Bletchley Park will open one of its Second World War buildings to the public next Easter, telling the story of code-breaking in the hut that housed the machines which broke Enigma.

A new exhibition called Hut 11A: The Bombe Breakthrough will explain the challenge posed by Enigma and explore how Alan Turing and others devised a machine to help solve it.

Using the Buckinghamshire museum’s Oral History archive and historic objects, it will consider how this contribution to the success of Allied signals intelligence had a significant impact on the course of the Second World War.

Wartime objects on display will include original blueprints and components, decrypted Nazi messages and the W.R.N.S visitors’ book signed by key figures in the Bletchley Park story. Some of the documents in the exhibition have never been seen by the public before.

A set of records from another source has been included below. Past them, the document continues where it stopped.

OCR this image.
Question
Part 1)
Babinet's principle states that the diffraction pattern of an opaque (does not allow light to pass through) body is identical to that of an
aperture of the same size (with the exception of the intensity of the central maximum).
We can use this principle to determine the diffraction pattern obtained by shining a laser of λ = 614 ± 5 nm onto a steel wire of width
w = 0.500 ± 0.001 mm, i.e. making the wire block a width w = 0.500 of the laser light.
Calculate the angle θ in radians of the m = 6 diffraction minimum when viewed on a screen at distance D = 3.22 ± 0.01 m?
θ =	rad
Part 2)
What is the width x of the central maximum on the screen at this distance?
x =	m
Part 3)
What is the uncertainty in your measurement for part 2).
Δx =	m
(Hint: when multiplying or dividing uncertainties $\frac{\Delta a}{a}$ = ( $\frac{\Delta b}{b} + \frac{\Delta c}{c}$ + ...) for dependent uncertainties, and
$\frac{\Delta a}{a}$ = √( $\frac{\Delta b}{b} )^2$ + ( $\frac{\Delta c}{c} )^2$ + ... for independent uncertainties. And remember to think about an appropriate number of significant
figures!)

Iain Standen, chief executive of the Bletchley Park Trust, said: “For the first time our visitors will be able to learn how the ‘Bombes’ helped to break the Enigma cipher in one of the buildings that housed the incredible machines designed by Alan Turing, Gordon Welchman and others.

“We last opened newly renovated historic buildings in 2014, with Block C and Huts 3 and 6, and so this will be a significant development for the museum.”

Dermot Turing, nephew of Alan Turing and trustee of Bletchley Park, commented: “I am delighted that we now have the chance to explain the key roles played by others in breaking the Enigma cipher, and telling the whole fascinating story in a new and lively way.”

Tourism and heritage minister John Glen added: “The Bletchley Park codebreakers played a pivotal role in the outcome of the Second World War and the technology they pioneered shaped how we live today. Opening up Hut 11A to the public will inspire even more people to learn about how their incredible work changed the world.”

Bletchley Park will be exhibiting at Excursions in London (January 27), with a replica of the famous Enigma machine, used by the Germans during the Second World War to encrypt messages.